Hurricane Katrina, Disaster Relief, Sociology

Well, hurricanes and disaster relief are on peoples' minds these days. Since this is supposed to be a blog about sociology I naturally wanted to combine three subjects. This is not going to be a proper essay since my thoughts are connected solely by there relevance to Hurricane Katrina and the subsequent relief efforts.

Racism in the evacuation and rescue has come up a few times. This is worth mentioning for two reasons. One, some people feel compelled to say that when anything disproportionately hurts blacks it must be racism. Racism is the belief that one group, defined by its physical characteristics, is inferior to another. Discrimination is action based on race, religion, or any other trait. So, what we may have is a case of discrimination, but not necessarily against black people. It seems far more likely that poverty was the important issue here. Poor people were overlooked because they were poor, one could argue. Most of the poor happened to be black.

The relief effort was botched according to many reports on Fow News and CNN. Why were things handled so badly? The simple answer may have been that there were simply too many variables involved. With so many processes, regulations, organizations, groups, and laws involved the seemingly serious mistakes were probable events, not the outcome of mismanagement. Aside from that, so many people were trying to do so many things that some slip-ups were probably inevitable. In this case, those slip-ups were multiplied into another sort of disaster.

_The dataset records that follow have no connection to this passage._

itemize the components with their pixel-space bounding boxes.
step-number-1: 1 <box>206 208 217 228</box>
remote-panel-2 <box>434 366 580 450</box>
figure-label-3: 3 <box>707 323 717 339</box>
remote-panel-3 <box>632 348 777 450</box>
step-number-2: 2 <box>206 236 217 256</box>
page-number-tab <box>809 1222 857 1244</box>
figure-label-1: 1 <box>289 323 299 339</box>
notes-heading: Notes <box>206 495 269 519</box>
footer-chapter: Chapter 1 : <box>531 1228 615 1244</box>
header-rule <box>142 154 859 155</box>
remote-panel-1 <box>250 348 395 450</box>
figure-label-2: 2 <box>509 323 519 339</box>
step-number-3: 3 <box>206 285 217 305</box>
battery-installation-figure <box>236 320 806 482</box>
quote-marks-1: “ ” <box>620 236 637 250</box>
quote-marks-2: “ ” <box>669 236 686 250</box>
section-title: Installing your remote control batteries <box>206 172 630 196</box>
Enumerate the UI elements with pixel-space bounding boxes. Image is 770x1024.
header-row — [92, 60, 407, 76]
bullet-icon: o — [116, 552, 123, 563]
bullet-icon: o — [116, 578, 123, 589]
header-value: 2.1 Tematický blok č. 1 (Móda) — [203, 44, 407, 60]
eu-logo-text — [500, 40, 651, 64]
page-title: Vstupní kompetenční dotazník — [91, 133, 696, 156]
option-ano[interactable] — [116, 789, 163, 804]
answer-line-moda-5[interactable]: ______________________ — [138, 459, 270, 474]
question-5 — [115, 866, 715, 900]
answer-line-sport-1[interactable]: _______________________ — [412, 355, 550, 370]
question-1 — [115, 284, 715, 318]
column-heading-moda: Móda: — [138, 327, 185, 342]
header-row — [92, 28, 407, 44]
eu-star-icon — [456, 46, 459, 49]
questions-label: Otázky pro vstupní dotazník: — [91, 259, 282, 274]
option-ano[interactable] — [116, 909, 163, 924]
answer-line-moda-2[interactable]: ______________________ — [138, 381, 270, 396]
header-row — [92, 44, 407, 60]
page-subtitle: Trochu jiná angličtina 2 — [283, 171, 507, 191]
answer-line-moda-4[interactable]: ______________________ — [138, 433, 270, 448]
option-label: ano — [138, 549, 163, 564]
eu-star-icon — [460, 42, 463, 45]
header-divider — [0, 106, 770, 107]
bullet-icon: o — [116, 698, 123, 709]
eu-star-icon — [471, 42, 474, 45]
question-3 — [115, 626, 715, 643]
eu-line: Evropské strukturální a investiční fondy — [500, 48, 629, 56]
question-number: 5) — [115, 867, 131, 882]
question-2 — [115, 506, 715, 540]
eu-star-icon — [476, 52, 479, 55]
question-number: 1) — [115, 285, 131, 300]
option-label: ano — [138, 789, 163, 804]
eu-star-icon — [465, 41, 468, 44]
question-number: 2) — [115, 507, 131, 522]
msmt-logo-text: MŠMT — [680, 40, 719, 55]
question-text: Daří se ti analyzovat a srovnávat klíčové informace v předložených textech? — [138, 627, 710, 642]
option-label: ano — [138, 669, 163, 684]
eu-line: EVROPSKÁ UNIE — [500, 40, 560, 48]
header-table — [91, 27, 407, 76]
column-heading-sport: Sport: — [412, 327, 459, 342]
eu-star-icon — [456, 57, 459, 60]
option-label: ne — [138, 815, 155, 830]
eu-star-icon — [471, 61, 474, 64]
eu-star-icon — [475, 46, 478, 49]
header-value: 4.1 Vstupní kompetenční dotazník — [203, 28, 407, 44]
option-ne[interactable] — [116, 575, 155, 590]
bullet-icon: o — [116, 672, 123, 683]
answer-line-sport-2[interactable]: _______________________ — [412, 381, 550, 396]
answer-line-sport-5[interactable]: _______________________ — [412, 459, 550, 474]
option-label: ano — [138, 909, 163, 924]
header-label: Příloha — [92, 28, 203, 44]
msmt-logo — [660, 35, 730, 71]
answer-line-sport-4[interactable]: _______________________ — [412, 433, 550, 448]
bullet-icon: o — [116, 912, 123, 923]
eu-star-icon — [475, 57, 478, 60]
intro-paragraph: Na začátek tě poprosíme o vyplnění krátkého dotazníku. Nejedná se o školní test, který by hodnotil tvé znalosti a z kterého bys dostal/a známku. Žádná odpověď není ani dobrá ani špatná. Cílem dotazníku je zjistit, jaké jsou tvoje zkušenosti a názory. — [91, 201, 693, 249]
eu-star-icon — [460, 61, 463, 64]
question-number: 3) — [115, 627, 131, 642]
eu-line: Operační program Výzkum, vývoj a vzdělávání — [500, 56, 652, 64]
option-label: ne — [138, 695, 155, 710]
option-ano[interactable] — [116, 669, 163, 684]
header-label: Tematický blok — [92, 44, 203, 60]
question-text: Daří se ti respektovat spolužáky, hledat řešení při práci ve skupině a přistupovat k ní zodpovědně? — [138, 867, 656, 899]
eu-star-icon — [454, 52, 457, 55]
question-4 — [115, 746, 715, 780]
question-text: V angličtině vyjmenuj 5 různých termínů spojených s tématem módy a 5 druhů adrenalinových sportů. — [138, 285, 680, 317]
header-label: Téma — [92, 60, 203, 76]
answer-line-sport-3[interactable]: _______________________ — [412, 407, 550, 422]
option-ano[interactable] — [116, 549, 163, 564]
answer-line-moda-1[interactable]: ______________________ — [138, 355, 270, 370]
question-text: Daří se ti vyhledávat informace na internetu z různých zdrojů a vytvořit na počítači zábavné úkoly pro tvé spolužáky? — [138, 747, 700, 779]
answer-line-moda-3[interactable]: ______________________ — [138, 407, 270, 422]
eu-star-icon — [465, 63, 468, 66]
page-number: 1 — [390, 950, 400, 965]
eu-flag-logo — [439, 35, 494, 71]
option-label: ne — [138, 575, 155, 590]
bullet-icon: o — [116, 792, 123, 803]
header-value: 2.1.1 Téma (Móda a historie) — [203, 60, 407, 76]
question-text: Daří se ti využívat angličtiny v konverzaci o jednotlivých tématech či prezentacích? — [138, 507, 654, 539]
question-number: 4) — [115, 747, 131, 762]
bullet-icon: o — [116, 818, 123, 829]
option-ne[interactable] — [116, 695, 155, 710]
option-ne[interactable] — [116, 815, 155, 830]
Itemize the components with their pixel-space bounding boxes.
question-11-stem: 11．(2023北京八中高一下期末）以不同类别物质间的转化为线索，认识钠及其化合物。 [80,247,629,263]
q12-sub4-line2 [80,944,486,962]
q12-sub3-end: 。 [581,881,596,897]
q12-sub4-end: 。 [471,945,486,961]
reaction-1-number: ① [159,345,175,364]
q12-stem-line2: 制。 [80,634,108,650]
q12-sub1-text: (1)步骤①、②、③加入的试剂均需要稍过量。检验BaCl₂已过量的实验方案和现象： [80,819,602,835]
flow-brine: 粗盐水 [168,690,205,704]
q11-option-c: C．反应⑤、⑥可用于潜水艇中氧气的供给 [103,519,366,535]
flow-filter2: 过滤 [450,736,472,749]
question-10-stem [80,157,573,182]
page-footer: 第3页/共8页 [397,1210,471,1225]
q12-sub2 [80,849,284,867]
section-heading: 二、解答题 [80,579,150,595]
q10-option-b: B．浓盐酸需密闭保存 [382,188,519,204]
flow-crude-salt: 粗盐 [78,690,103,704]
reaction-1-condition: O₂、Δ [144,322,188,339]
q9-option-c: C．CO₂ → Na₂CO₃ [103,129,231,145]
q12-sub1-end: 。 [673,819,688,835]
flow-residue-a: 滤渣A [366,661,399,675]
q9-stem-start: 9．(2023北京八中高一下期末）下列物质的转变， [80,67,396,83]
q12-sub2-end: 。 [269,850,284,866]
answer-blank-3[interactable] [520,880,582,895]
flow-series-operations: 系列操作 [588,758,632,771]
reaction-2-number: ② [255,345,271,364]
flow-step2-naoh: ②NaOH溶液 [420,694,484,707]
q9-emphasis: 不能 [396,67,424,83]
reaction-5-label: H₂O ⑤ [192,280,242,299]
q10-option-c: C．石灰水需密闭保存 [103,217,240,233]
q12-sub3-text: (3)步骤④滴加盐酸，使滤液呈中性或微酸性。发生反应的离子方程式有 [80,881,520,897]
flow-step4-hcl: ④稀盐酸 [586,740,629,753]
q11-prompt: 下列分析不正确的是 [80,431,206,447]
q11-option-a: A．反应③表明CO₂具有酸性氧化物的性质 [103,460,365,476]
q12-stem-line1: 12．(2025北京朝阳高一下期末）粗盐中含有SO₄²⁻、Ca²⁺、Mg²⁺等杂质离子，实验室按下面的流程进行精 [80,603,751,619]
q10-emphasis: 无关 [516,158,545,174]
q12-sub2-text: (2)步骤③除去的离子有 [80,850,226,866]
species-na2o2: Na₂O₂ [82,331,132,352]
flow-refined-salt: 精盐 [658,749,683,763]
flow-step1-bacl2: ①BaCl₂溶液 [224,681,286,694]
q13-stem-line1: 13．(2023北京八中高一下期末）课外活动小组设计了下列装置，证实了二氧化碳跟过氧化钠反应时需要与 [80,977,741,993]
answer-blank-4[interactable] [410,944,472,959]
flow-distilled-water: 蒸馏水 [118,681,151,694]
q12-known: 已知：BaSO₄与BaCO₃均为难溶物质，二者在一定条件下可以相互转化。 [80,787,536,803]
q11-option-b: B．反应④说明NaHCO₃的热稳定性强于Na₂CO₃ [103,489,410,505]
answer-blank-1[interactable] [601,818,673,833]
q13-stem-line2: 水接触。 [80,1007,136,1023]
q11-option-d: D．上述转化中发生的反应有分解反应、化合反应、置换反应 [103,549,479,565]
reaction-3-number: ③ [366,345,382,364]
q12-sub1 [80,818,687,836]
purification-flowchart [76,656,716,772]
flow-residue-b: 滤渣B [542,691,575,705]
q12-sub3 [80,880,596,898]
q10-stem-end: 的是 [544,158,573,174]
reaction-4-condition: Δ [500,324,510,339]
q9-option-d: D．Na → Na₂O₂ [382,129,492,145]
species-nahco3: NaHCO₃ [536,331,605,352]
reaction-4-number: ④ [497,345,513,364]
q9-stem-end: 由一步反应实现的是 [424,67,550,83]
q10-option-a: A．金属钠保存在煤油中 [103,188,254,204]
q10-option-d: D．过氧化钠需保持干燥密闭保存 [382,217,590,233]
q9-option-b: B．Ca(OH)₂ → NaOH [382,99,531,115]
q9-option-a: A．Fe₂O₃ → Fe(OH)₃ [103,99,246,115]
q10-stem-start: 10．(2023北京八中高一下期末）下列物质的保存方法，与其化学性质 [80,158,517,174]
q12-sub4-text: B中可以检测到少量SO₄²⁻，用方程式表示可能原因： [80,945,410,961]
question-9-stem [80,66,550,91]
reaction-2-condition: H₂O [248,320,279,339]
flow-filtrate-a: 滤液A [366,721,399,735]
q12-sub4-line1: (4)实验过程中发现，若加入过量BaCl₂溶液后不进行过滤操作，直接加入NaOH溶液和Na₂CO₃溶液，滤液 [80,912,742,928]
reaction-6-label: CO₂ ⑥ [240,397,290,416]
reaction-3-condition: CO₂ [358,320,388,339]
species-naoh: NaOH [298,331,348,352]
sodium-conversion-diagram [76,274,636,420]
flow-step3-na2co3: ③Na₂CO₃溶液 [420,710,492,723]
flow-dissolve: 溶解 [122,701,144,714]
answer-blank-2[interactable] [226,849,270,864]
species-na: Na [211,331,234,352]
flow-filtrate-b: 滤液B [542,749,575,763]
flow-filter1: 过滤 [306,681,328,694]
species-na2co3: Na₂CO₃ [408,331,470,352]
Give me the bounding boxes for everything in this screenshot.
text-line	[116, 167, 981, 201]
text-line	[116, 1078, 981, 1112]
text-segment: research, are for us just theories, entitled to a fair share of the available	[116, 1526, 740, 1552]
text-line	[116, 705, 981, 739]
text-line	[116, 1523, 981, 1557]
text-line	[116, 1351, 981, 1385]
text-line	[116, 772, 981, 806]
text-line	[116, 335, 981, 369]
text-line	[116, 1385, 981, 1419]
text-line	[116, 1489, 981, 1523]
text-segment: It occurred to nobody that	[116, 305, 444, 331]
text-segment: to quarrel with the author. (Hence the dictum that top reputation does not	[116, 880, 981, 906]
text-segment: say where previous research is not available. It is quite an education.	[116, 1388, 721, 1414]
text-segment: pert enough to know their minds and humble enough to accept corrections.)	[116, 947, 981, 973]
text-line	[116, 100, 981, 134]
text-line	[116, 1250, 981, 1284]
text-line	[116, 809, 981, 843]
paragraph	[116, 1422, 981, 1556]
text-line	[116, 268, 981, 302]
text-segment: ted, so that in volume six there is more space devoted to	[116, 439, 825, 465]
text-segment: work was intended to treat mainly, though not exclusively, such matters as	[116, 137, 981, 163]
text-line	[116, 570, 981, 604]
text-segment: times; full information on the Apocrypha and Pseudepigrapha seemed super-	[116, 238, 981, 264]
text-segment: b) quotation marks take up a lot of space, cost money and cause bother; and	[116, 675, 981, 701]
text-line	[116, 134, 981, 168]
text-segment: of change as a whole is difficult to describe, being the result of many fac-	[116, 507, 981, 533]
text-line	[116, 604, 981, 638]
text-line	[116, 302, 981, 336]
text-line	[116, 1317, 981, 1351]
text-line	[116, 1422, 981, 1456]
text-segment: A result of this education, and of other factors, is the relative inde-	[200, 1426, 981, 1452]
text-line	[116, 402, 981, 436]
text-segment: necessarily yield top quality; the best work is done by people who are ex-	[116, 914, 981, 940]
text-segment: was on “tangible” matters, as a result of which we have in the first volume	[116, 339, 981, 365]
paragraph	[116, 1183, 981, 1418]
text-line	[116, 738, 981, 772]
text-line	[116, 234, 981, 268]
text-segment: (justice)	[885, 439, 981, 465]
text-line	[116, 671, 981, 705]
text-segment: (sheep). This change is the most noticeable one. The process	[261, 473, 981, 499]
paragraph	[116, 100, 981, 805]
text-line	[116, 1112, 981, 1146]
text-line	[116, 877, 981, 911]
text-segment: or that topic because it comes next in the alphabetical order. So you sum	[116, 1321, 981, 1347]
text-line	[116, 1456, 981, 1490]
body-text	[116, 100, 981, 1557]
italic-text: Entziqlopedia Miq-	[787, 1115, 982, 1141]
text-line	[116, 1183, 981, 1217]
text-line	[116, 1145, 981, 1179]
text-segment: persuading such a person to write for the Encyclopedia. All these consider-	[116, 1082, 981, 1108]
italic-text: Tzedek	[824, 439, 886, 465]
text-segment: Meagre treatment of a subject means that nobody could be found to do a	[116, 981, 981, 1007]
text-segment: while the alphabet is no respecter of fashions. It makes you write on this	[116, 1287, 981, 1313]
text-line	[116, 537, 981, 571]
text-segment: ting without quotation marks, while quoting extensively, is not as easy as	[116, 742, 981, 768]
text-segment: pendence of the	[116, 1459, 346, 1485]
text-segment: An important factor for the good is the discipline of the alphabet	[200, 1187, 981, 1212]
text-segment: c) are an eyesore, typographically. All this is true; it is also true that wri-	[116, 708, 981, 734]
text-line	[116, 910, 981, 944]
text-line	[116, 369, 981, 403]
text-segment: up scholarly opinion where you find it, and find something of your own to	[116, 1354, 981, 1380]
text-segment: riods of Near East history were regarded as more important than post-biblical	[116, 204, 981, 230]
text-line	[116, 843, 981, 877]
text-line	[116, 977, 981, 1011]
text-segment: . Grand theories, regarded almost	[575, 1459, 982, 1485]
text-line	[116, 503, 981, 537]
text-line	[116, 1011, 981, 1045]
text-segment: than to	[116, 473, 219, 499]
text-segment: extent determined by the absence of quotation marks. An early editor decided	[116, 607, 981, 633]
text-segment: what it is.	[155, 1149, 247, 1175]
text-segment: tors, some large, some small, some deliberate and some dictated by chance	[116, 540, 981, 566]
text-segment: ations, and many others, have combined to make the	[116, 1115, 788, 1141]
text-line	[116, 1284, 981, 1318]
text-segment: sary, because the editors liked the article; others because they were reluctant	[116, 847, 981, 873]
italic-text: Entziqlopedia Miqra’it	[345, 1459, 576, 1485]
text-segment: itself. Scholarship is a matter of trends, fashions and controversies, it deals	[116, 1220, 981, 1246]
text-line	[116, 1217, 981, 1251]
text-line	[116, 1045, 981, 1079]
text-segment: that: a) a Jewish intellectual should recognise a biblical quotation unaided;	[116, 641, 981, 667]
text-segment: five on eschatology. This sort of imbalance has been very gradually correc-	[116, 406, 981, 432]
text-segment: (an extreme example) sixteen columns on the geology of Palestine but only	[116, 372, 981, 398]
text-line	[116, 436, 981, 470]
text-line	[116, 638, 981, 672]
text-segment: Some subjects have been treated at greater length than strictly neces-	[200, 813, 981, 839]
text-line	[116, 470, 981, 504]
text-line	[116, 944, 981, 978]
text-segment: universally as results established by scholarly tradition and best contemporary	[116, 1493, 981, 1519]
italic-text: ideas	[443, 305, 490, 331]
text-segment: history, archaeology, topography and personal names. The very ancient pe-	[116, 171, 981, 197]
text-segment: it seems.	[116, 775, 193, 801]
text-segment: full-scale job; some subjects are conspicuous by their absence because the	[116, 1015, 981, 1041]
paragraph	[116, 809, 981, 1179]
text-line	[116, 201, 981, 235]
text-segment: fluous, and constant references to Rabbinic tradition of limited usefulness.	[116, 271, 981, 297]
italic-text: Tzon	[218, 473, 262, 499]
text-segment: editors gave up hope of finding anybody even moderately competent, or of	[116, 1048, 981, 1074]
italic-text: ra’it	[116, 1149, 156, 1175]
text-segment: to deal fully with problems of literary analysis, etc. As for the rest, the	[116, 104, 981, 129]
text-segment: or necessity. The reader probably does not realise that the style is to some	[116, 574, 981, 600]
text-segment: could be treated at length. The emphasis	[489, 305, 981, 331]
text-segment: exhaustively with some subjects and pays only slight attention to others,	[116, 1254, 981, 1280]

Is there an environmental dimension to this disaster? Apparently, some of the marsh land that buffers New Orleans from the Guld was lost to urban development. Who knows if that loss was a factor in the magnitude of the disaster in New Orleans. Environmentalists do complain about how we often act without due consideration for the impacts of development that alters or destroys natural features like wetlands and tree-covered hills. Maybe we can keep that fact in mind as New Orleans is rebuilt?